Dans chaque village, les corps instituant que sont le chef de terre, le chef de village, le chef coutumier, le CVD (Conseil villageois de développement), élargis aux autorités religieuses, aux leaders d’opinion des communautés allochtones et des cadets sociaux, doivent délibérer et prendre des décisions sur ces trois composantes ainsi que sur les modalités de leur mise en œuvre efficace y compris les mécanismes de surveillance et de sanction.
Et sur cette base, chaque village ou groupe d’affinité de villages, prendra langue avec les groupes djihadistes actifs sur le terroir afin d’engager le dialogue et la recherche d’accords qui s’imposeront à chacun y compris les mécanismes de suivi et de sanction.
Dans cette optique, les forces vives de la nation devront donner crédit à l’Etat burkinabè au travers du Président de la Transition, pour déclarer de manière solennel un cessez-le-feu d’une durée de 6 mois renouvelable.
Sur cette base, les structures de coordination des autorités traditionnelles et religieuses lanceront un appel solennel aux groupes djihadistes à donner leur accord au cessez-le-feu décidé par l’Etat burkinabè au travers de leurs propres canaux de communication.
L’accord des groupes djihadistes, authentifié par les canaux internationaux spécialisés donnera ainsi le top départ du dialogue et du retour des PDI dans leurs villages respectifs afin d’y engager elles aussi le dialogue.
Le retour des PDI dans leurs villages, sera accompagné par une campagne de solidarité nationale afin d’assurer pendant 6 mois deux repas quotidiens à chaque ménage.
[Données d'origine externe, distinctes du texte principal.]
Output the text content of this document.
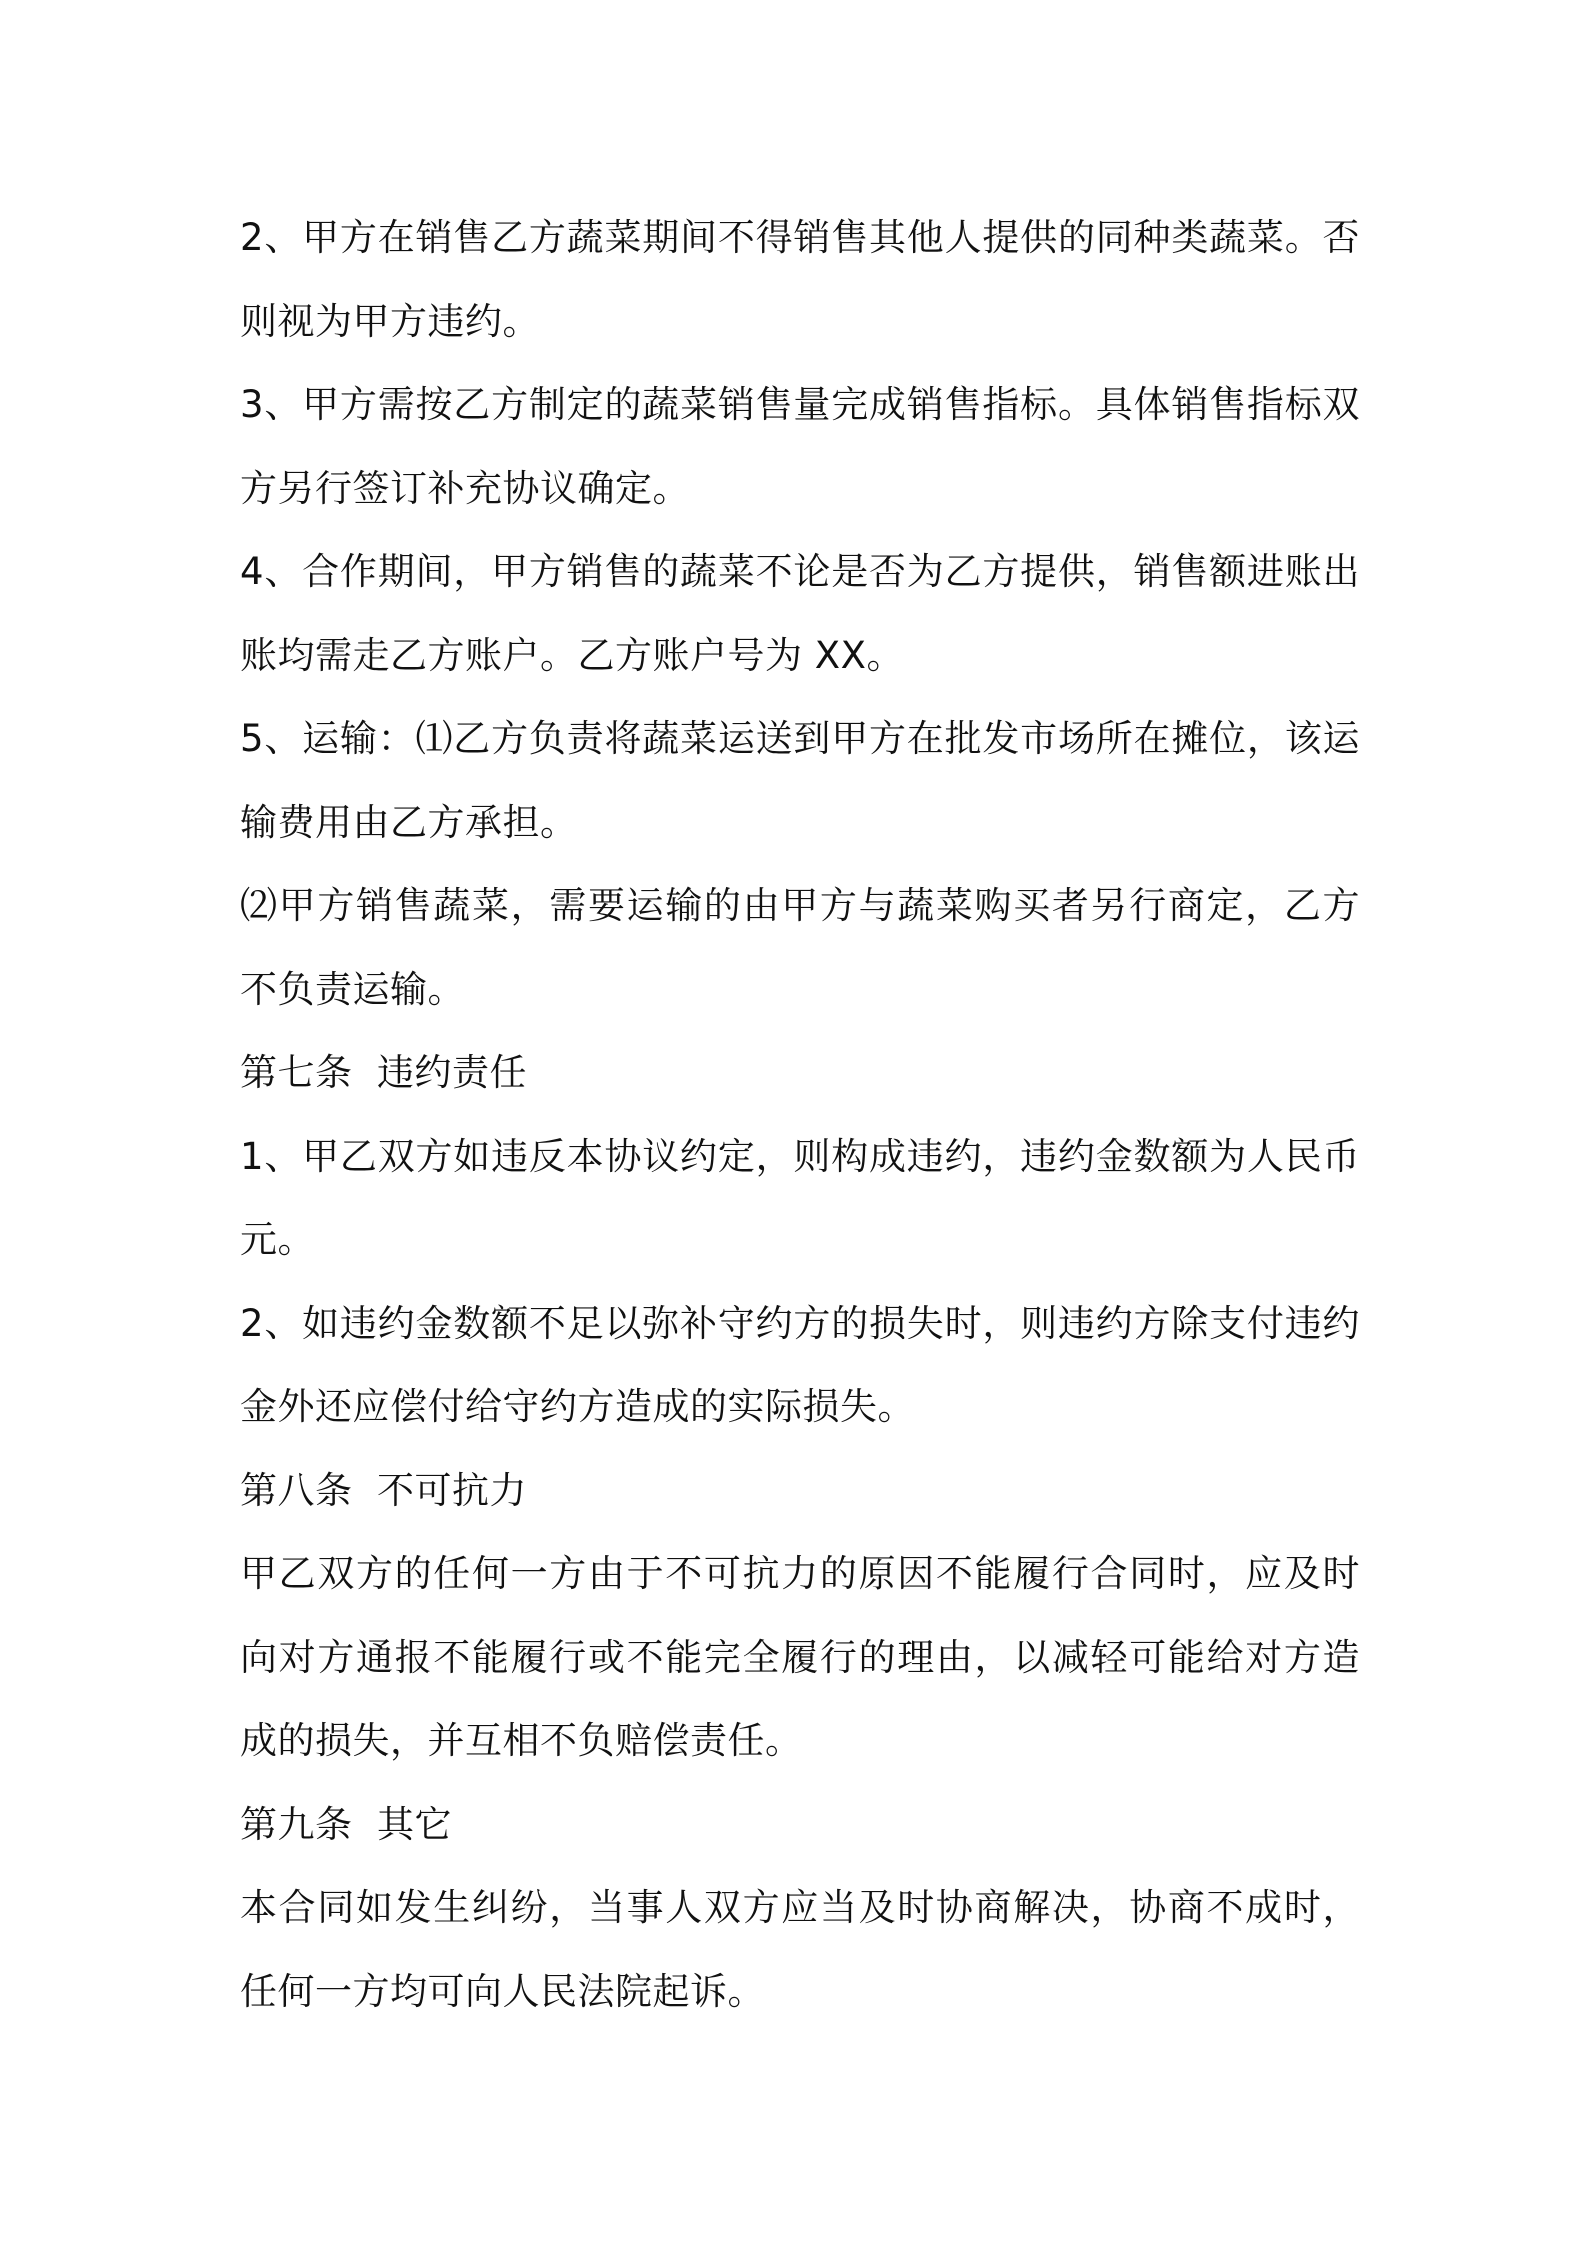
2、甲方在销售乙方蔬菜期间不得销售其他人提供的同种类蔬菜。否则视为甲方违约。

3、甲方需按乙方制定的蔬菜销售量完成销售指标。具体销售指标双方另行签订补充协议确定。

4、合作期间，甲方销售的蔬菜不论是否为乙方提供，销售额进账出账均需走乙方账户。乙方账户号为 XX。

5、运输：⑴乙方负责将蔬菜运送到甲方在批发市场所在摊位，该运输费用由乙方承担。

⑵甲方销售蔬菜，需要运输的由甲方与蔬菜购买者另行商定，乙方不负责运输。

第七条  违约责任

1、甲乙双方如违反本协议约定，则构成违约，违约金数额为人民币元。

2、如违约金数额不足以弥补守约方的损失时，则违约方除支付违约金外还应偿付给守约方造成的实际损失。

第八条  不可抗力

甲乙双方的任何一方由于不可抗力的原因不能履行合同时，应及时向对方通报不能履行或不能完全履行的理由，以减轻可能给对方造成的损失，并互相不负赔偿责任。

第九条  其它

本合同如发生纠纷，当事人双方应当及时协商解决，协商不成时，任何一方均可向人民法院起诉。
Alors ainsi s’esquissera, le premier pilier essentiel de la Refondation de l’Etat: le village comme échelon de base d’une approche délibérative et participative de l’action publique.
Et la suite ?
Nous aurons alors, dans l’intermède étroit et fragile ainsi ouvert, la chance malgré tout, de prendre notre destin collectif en main afin de cheminer-en dépit des menaces, doutes et obstacles divers qui ne manqueront pas-vers les autres étapes de la Refondation grâce à la confiance retrouvée dans le génie ancestral nègre.